Decisão foi publicada no Diário Oficial do MPPB da última quarta-feira e cita nominalmente a AASS, Associação Promocional do Ancião João Meira de Menezes e o Cendac.

O Ministério Público da Paraíba (MPPB) abriu três procedimentos administrativos para investigar três fundações de João Pessoa devido à falta de prestação de contas ao Ministério da Justiça. A decisão foi publicada no Diário Oficial do MPPB da última quarta-feira e cita nominalmente a Associação de Apoio à Saúde e ao Social (AASS), Associação Promocional do Ancião João Meira de Menezes e o Centro de Apoio à Criança e ao Adolescente (Cendac).

Elas deixaram de cumprir uma determinação prevista em lei e não enviaram ao Ministério da Justiça os documentos que mostram a receita e os gastos realizados durante os últimos três anos. O promotor das Fundações, Alexandre Jorge do Amaral Nóbrega, quer saber o motivo da ausência do descumprimento da determinação.
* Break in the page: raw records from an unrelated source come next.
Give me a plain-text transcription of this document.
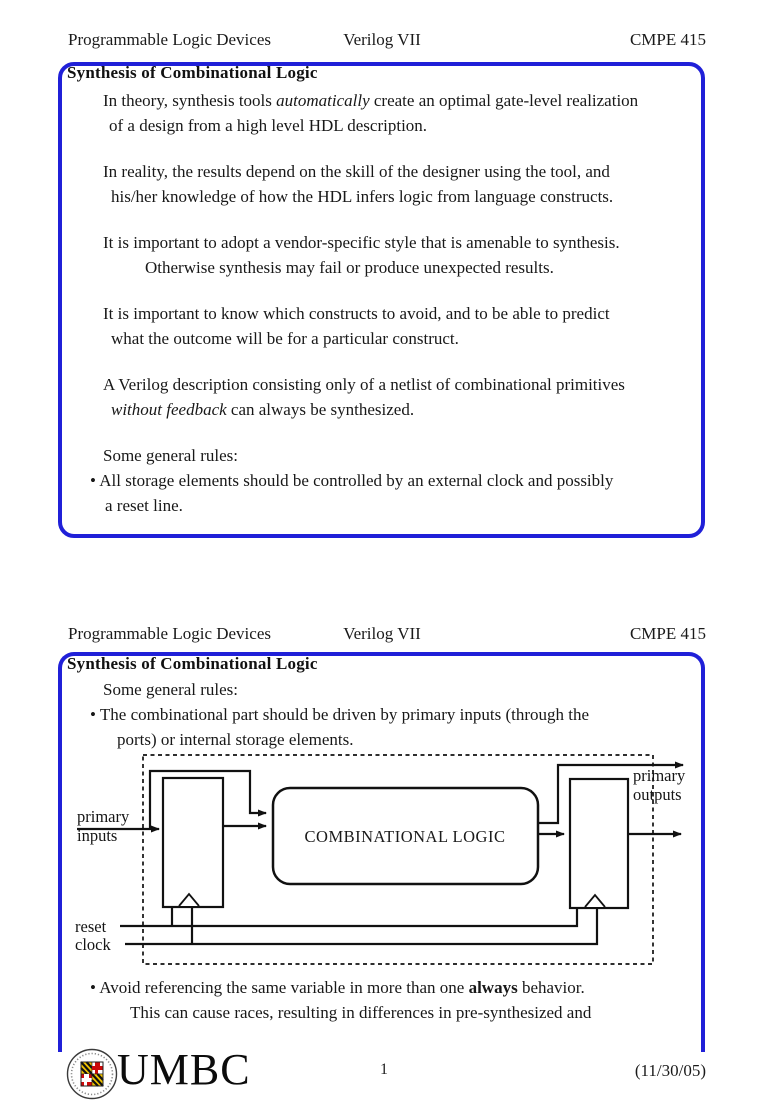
Programmable Logic Devices	Verilog VII	CMPE 415
Synthesis of Combinational Logic
In theory, synthesis tools automatically create an optimal gate-level realization
of a design from a high level HDL description.
In reality, the results depend on the skill of the designer using the tool, and
his/her knowledge of how the HDL infers logic from language constructs.
It is important to adopt a vendor-specific style that is amenable to synthesis.
Otherwise synthesis may fail or produce unexpected results.
It is important to know which constructs to avoid, and to be able to predict
what the outcome will be for a particular construct.
A Verilog description consisting only of a netlist of combinational primitives
without feedback can always be synthesized.
Some general rules:
• All storage elements should be controlled by an external clock and possibly
a reset line.
UMBC	1	(11/30/05)
Programmable Logic Devices	Verilog VII	CMPE 415
Synthesis of Combinational Logic
Some general rules:
• The combinational part should be driven by primary inputs (through the
ports) or internal storage elements.
COMBINATIONAL LOGIC
primary
inputs
primary
outputs
reset
clock
• Avoid referencing the same variable in more than one always behavior.
This can cause races, resulting in differences in pre-synthesized and
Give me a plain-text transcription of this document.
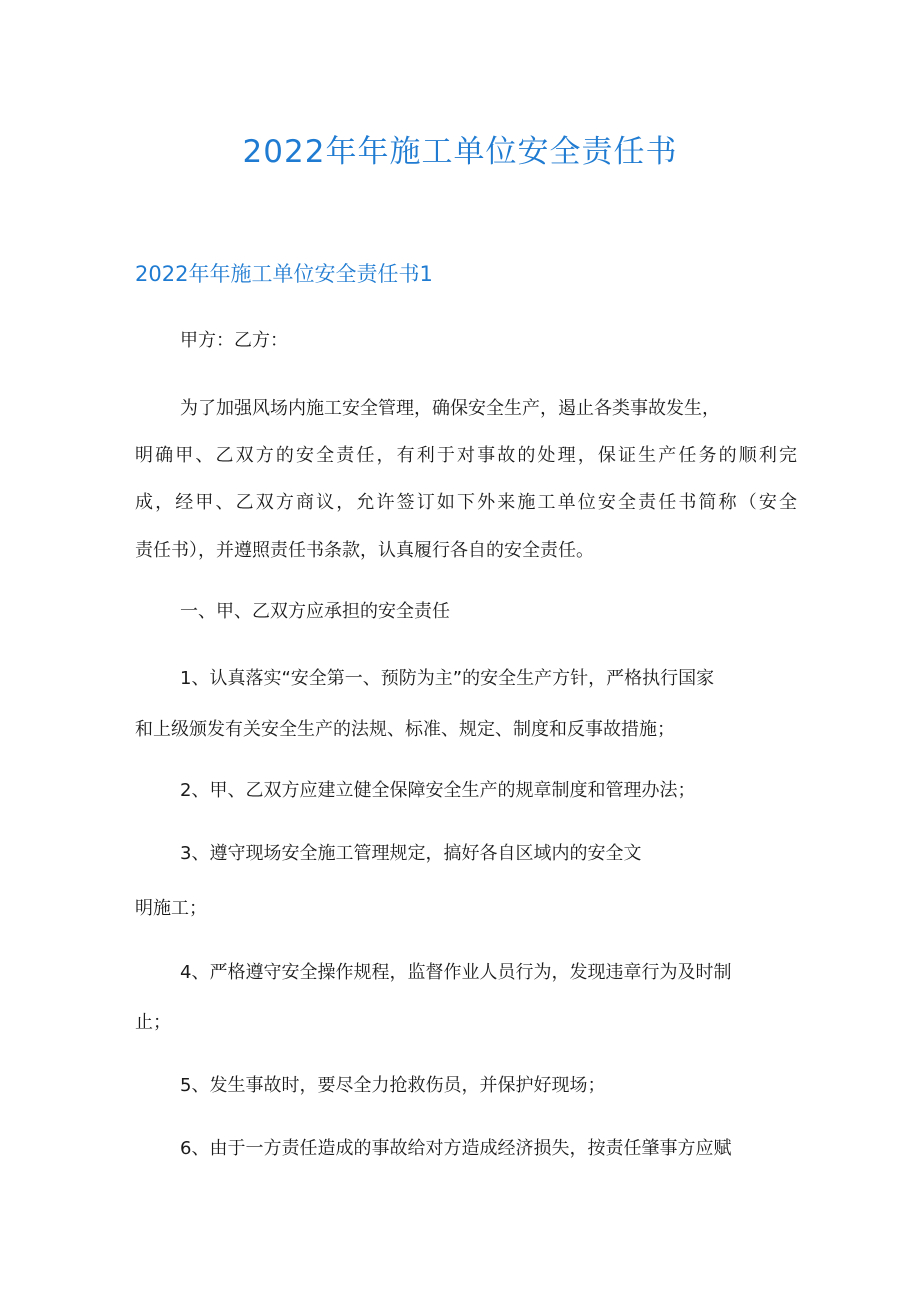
2022年年施工单位安全责任书
2022年年施工单位安全责任书1
甲方：乙方：
为了加强风场内施工安全管理，确保安全生产，遏止各类事故发生，
明确甲、乙双方的安全责任，有利于对事故的处理，保证生产任务的顺利完
成，经甲、乙双方商议，允许签订如下外来施工单位安全责任书简称（安全
责任书），并遵照责任书条款，认真履行各自的安全责任。
一、甲、乙双方应承担的安全责任
1、认真落实“安全第一、预防为主”的安全生产方针，严格执行国家
和上级颁发有关安全生产的法规、标准、规定、制度和反事故措施；
2、甲、乙双方应建立健全保障安全生产的规章制度和管理办法；
3、遵守现场安全施工管理规定，搞好各自区域内的安全文
明施工；
4、严格遵守安全操作规程，监督作业人员行为，发现违章行为及时制
止；
5、发生事故时，要尽全力抢救伤员，并保护好现场；
6、由于一方责任造成的事故给对方造成经济损失，按责任肇事方应赋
Por isso, já intimou os representantes das entidades para prestarem esclarecimentos.

Segundo ele, as fundações não são obrigadas apenas a prestarem contas apenas ao governo federal, mas também ao Ministério Público do Estado. O procedimento deve ser feito anualmente e serve para comprovar a quantidade e a origem de recursos recebidos, além de mostrar a forma em que eles foram investidos e usados.

“Essa prestação de contas deverá ser novamente apresentada ao Ministério da Justiça, em caso da ONG precisar de algum tipo de qualificação que permite o direito a firmar termo de parceria com o governo federal, que foi o que aconteceu”, detalha.

O promotor acrescenta que as três fundações investigadas pelo Ministério Público da Paraíba solicitaram ao governo federal uma qualificação que permite o recebimento de recursos federais. Se não cumprirem a decisão de apresentar os balancetes de receitas e despesas, poderão ser impedidas de ter dinheiro de projetos federais.

“Para obter a qualificação, é necessário fazer a prestação de contas. Como não houve a prestação, não há a concessão da qualificação e, consequentemente, a ONG terá mais dificuldade para conseguir recursos públicos”, analisou o promotor.